Don’t Be Afraid To Move On

It takes courage to move on when you feel like you’ve outgrown something.

I’m not a technology person. At all. I’m not just saying this. It’s true, ask my kids. Ask anyone who knows me. I tend to get frustrated when things don’t work. I’ve actually called my kids at school and interrupted them during class before, when I couldn’t get the TV to work. Seriously. That didn’t go over too well with the teacher, but I did get to watch my movie.

The other day, every time I charged my phone, it would run out of power almost immediately. If I just made one phone call and looked up a few things, the darn thing would die. This went on for a few hours. I tried to work independently and not bother anyone.

But, it was frustrating. Very Frustrating.

I tried to fix it, but I couldn’t. Later that evening, when everyone was home, I mentioned this to my daughters. “Mom, do you realize you have OVER twenty apps opened?”

blog 12“Hmm, really,” I said, “Does that matter?”

“Only if you want your phone to work,” my youngest daughter said as she closed the apps. “I think it will work now. Just be sure to close things when you’re done with them. It depletes the energy.”

Hmm. Close things when you’re done with them. This made me think. Getting my phone to work was a quick fix, but how many other things in my life was I done with and hadn’t closed or ended?

A lot, if I’m being honest.

We all have activities we’re involved in, people we keep as “friends” and responsibilities we continue to do, maybe because we always have.  But, do we take a step backwards and ask ourselves if we WANT to keep these things opened? Do we take the time to ask ourselves if we’re happy who we spend our time with and how we spend our time? Maybe we’re just hanging on to them for “old times sake.”

People change. Seasons change.

If you have something or someone in your life, that you’ve hung on to and kept open, but you can tell deep down you’re ready to move on, do it. I give you permission.

Close the app.

Just because something has served you well in the past, doesn’t mean you need to hold on to it now. Don’t be afraid to let go of an activity if you’ve lost interest in it. If there’s a friendship you’ve had, but you’ve outgrown each other, don’t be afraid to move on. It doesn’t need to be a dramatic situation, just simply back off a bit and let time do the rest. Time is our most precious commodity. Make sure you spend your time on things and people you truly care about.

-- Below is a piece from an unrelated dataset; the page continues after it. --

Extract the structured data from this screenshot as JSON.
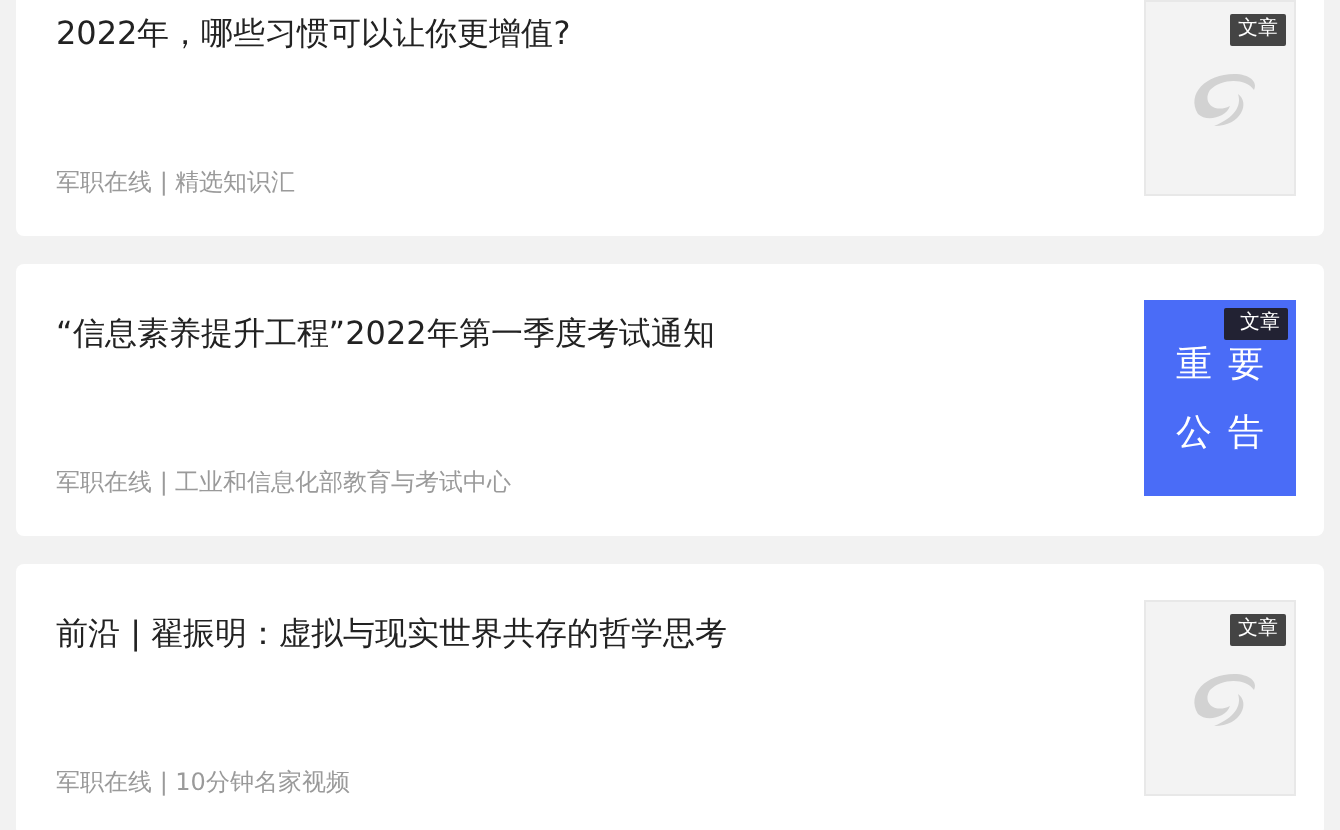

If you need to close an app or two, don’t be afraid to close it. It will give you more energy to give to the areas in your life you truly care about. Don’t deplete your energy on things you’ve outgrown. Simply, close them down, turn them off and move on.

Find meaning each day,

Dara

If you enjoyed this post, check out my recent Huffington Post article, Growing Old Together

4 Comments

  1. chris Petti on May 22, 2015 at 9:45 am

    It was a hard lesson to learn to
    “close the app on toxic friends”. Some people are better out of your life to give you room to put in someone better.



    • Dara Kurtz on May 23, 2015 at 7:06 pm

      Yes, make room in your life for people you really want!

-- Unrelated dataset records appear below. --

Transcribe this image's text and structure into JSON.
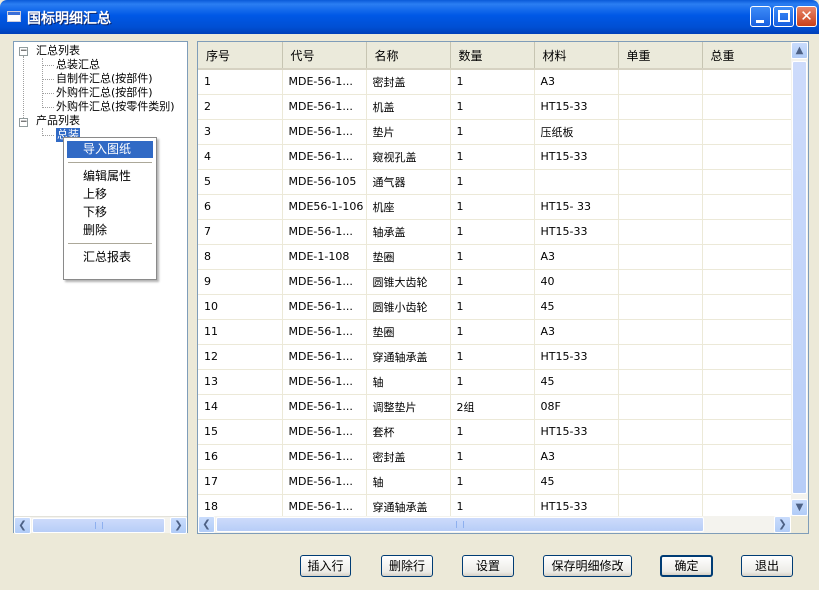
{
  "window": {
    "title": "国标明细汇总"
  },
  "tree": {
    "nodes": [
      {
        "label": "汇总列表",
        "level": 0,
        "expander": "−"
      },
      {
        "label": "总装汇总",
        "level": 1
      },
      {
        "label": "自制件汇总(按部件)",
        "level": 1
      },
      {
        "label": "外购件汇总(按部件)",
        "level": 1
      },
      {
        "label": "外购件汇总(按零件类别)",
        "level": 1
      },
      {
        "label": "产品列表",
        "level": 0,
        "expander": "−"
      },
      {
        "label": "总装",
        "level": 1
      }
    ]
  },
  "context_menu": {
    "items": [
      "导入图纸",
      "编辑属性",
      "上移",
      "下移",
      "删除",
      "汇总报表"
    ],
    "selected": "导入图纸"
  },
  "grid": {
    "columns": [
      "序号",
      "代号",
      "名称",
      "数量",
      "材料",
      "单重",
      "总重"
    ],
    "rows": [
      [
        "1",
        "MDE-56-1...",
        "密封盖",
        "1",
        "A3",
        "",
        ""
      ],
      [
        "2",
        "MDE-56-1...",
        "机盖",
        "1",
        "HT15-33",
        "",
        ""
      ],
      [
        "3",
        "MDE-56-1...",
        "垫片",
        "1",
        "压纸板",
        "",
        ""
      ],
      [
        "4",
        "MDE-56-1...",
        "窥视孔盖",
        "1",
        "HT15-33",
        "",
        ""
      ],
      [
        "5",
        "MDE-56-105",
        "通气器",
        "1",
        "",
        "",
        ""
      ],
      [
        "6",
        "MDE56-1-106",
        "机座",
        "1",
        "HT15- 33",
        "",
        ""
      ],
      [
        "7",
        "MDE-56-1...",
        "轴承盖",
        "1",
        "HT15-33",
        "",
        ""
      ],
      [
        "8",
        "MDE-1-108",
        "垫圈",
        "1",
        "A3",
        "",
        ""
      ],
      [
        "9",
        "MDE-56-1...",
        "圆锥大齿轮",
        "1",
        "40",
        "",
        ""
      ],
      [
        "10",
        "MDE-56-1...",
        "圆锥小齿轮",
        "1",
        "45",
        "",
        ""
      ],
      [
        "11",
        "MDE-56-1...",
        "垫圈",
        "1",
        "A3",
        "",
        ""
      ],
      [
        "12",
        "MDE-56-1...",
        "穿通轴承盖",
        "1",
        "HT15-33",
        "",
        ""
      ],
      [
        "13",
        "MDE-56-1...",
        "轴",
        "1",
        "45",
        "",
        ""
      ],
      [
        "14",
        "MDE-56-1...",
        "调整垫片",
        "2组",
        "08F",
        "",
        ""
      ],
      [
        "15",
        "MDE-56-1...",
        "套杯",
        "1",
        "HT15-33",
        "",
        ""
      ],
      [
        "16",
        "MDE-56-1...",
        "密封盖",
        "1",
        "A3",
        "",
        ""
      ],
      [
        "17",
        "MDE-56-1...",
        "轴",
        "1",
        "45",
        "",
        ""
      ],
      [
        "18",
        "MDE-56-1...",
        "穿通轴承盖",
        "1",
        "HT15-33",
        "",
        ""
      ]
    ]
  },
  "buttons": {
    "insert_row": "插入行",
    "delete_row": "删除行",
    "settings": "设置",
    "save_changes": "保存明细修改",
    "ok": "确定",
    "exit": "退出"
  }
}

  2. Ellen on May 22, 2015 at 2:21 pm

    Dara – Thank you for this post! I have had this conversation (how to end friendships) with a few people recently and I appreciate your thoughts. Everyone seems to agree that backing off a bit, “and let time do the rest” as you write, is the way to go.



    • Dara Kurtz on May 23, 2015 at 7:05 pm

      I know it’s hard, but backing off a bit, and letting time do the rest, is the way to go. Hopefully, it will minimize the drama! Good luck!